For one, a workable immigration solution. It is imperative that we continue to welcome talented people to this country in order to strengthen and build on our home grown digital capability and we must therefore make it easy to recruit them. If we really are to “get control of the number of people coming to Britain”, we must be certain that the mechanism for doing so is not a complicated visa system that only large companies have the resources to deal with. It should be as simple for a small start-up business to source value adding talent from overseas as it is for a blue-chip FTSE 100 company.

And let’s be clear it is not all negative — we should be prepared to embrace the significant new opportunities that Brexit will create. To take just one small example: the Prime Minister has stressed the unique capabilities of Britain’s intelligence services; why not capitalise on those with a UK equivalent of the Americans’ In-Q-Tel?

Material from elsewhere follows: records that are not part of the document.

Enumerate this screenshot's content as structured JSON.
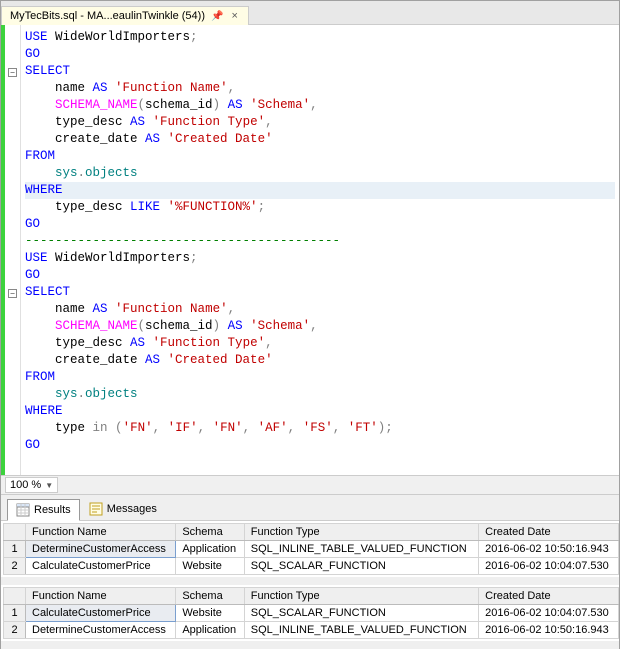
{
  "tab": {
    "title": "MyTecBits.sql - MA...eaulinTwinkle (54))"
  },
  "code": {
    "l01a": "USE",
    "l01b": " WideWorldImporters",
    "l01c": ";",
    "l02": "GO",
    "l03": "SELECT",
    "l04a": "name ",
    "l04b": "AS",
    "l04c": " 'Function Name'",
    "l04d": ",",
    "l05a": "SCHEMA_NAME",
    "l05b": "(",
    "l05c": "schema_id",
    "l05d": ")",
    "l05e": " AS",
    "l05f": " 'Schema'",
    "l05g": ",",
    "l06a": "type_desc ",
    "l06b": "AS",
    "l06c": " 'Function Type'",
    "l06d": ",",
    "l07a": "create_date ",
    "l07b": "AS",
    "l07c": " 'Created Date'",
    "l08": "FROM",
    "l09a": "sys",
    "l09b": ".",
    "l09c": "objects",
    "l10": "WHERE ",
    "l11a": "type_desc ",
    "l11b": "LIKE",
    "l11c": " '%FUNCTION%'",
    "l11d": ";",
    "l12": "GO",
    "l13": "------------------------------------------",
    "l19a": "type ",
    "l19b": "in",
    "l19c": " (",
    "l19d": "'FN'",
    "l19e": ", ",
    "l19f": "'IF'",
    "l19g": ", ",
    "l19h": "'FN'",
    "l19i": ", ",
    "l19j": "'AF'",
    "l19k": ", ",
    "l19l": "'FS'",
    "l19m": ", ",
    "l19n": "'FT'",
    "l19o": ");"
  },
  "zoom": {
    "value": "100 %"
  },
  "resultsTabs": {
    "results": "Results",
    "messages": "Messages"
  },
  "columns": {
    "c1": "Function Name",
    "c2": "Schema",
    "c3": "Function Type",
    "c4": "Created Date"
  },
  "grid1": {
    "r1": {
      "n": "1",
      "c1": "DetermineCustomerAccess",
      "c2": "Application",
      "c3": "SQL_INLINE_TABLE_VALUED_FUNCTION",
      "c4": "2016-06-02 10:50:16.943"
    },
    "r2": {
      "n": "2",
      "c1": "CalculateCustomerPrice",
      "c2": "Website",
      "c3": "SQL_SCALAR_FUNCTION",
      "c4": "2016-06-02 10:04:07.530"
    }
  },
  "grid2": {
    "r1": {
      "n": "1",
      "c1": "CalculateCustomerPrice",
      "c2": "Website",
      "c3": "SQL_SCALAR_FUNCTION",
      "c4": "2016-06-02 10:04:07.530"
    },
    "r2": {
      "n": "2",
      "c1": "DetermineCustomerAccess",
      "c2": "Application",
      "c3": "SQL_INLINE_TABLE_VALUED_FUNCTION",
      "c4": "2016-06-02 10:50:16.943"
    }
  }
}
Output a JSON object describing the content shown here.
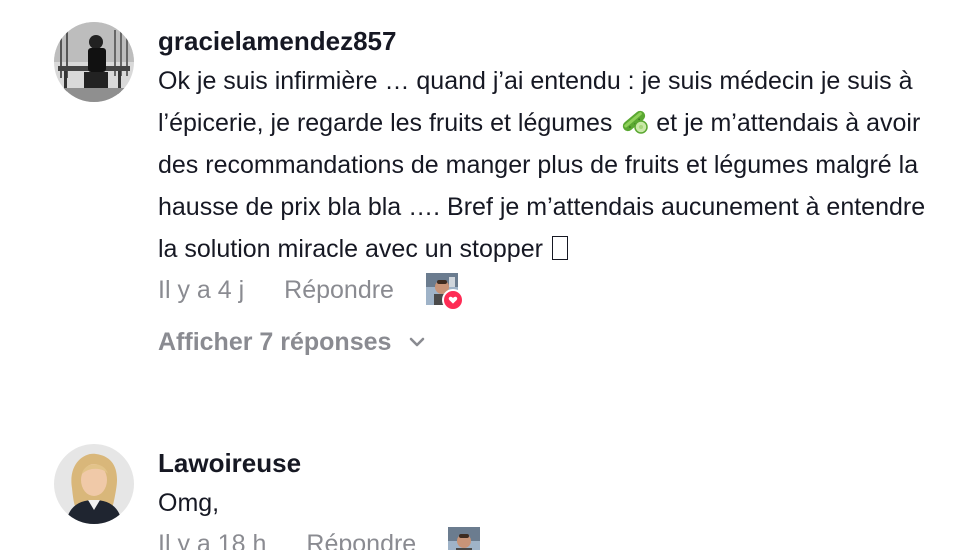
{
  "comments": [
    {
      "username": "gracielamendez857",
      "text_part1": "Ok je suis infirmière … quand j’ai entendu : je suis médecin je suis à l’épicerie, je regarde les fruits et légumes ",
      "text_part2": " et je m’attendais à avoir des recommandations de manger plus de fruits et légumes malgré la hausse de prix bla bla …. Bref je m’attendais aucunement à entendre la solution miracle avec un stopper ",
      "inline_icon": "cucumber-icon",
      "trailing_glyph": "missing-glyph",
      "time": "Il y a 4 j",
      "reply_label": "Répondre",
      "liked_by_creator": true,
      "view_replies_label": "Afficher 7 réponses"
    },
    {
      "username": "Lawoireuse",
      "text": "Omg,",
      "time": "Il y a 18 h",
      "reply_label": "Répondre",
      "liked_by_creator": true
    }
  ],
  "colors": {
    "text": "#161823",
    "secondary": "#8a8b91",
    "like_badge": "#fe2c55"
  }
}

In-Q-Tel is effectively the venture capital arm of the CIA. Its responsibility is to identify businesses with new technologies and the entrepreneurial thinking to solve fast moving threats that their intelligence agencies are not set up to do; and, not only does it buy from these businesses, it also takes long-term investment stakes in them. These businesses get ongoing funding and the opportunity to benefit from the confidence of such a prestigious customer.

Back home, the European Union’s State Aid rules make such initiatives almost impossible. But Brexit frees the UK from those regulations. There is nothing to stop the intelligence agencies developing their own versions of In-Q-Tel; in fact, every arm of Government that requires new technologies to improve its operational effectiveness could do something similar.

Indeed, public procurement more generally represents a golden opportunity for Government to support entrepreneurs and start-ups as they seek to shape the world. Despite ministers’ admiration for innovation, the departments they preside over — and the broader public sector — still predominantly buy goods and services from the largest providers. The case for shifting spend to smaller and younger organisations rests not only on the need to nurture innovation but also on the quality and flexibility of what IS available; the software-as-a-service model offered by so many dynamic start-ups, for example, offers huge advantages to organisations stuck with legacy IT issues and layers of complexity built on top of one another with each new upgrade. This approach would provide increased flexibility, enabling Government to liberate itself from long term contracts, which very often fail to deliver and invariably go over budget.

This is not to suggest that our best hope is to compensate start-ups that are losing out on international opportunities post Brexit with increased domestic trade. It is vital to ensure that these entrepreneurs are provided with a crystal-clear framework for selling their services across the European Union and beyond.

In fact, negotiating such a framework for our technology companies should not be difficult, as long as it is made a priority. With little supply chain to speak of — especially compared to, say, manufacturing– these businesses care less about issues such as tariffs, even if issues such as regulatory equivalency may be a consideration in some cases.

The bottom line is that all of this is up for grabs — but the Government will need to do that grabbing for entrepreneurs and innovators as much as for established traditional industries. It’s no use saying, as the Prime Minister has, that Britain can continue to be “one of the best places in the world for science and innovation” unless you have a plan for ensuring that is the case. Mrs May must now take the time to listen to Britain’s innovators, represent their interests and harness the new opportunities that Brexit will create.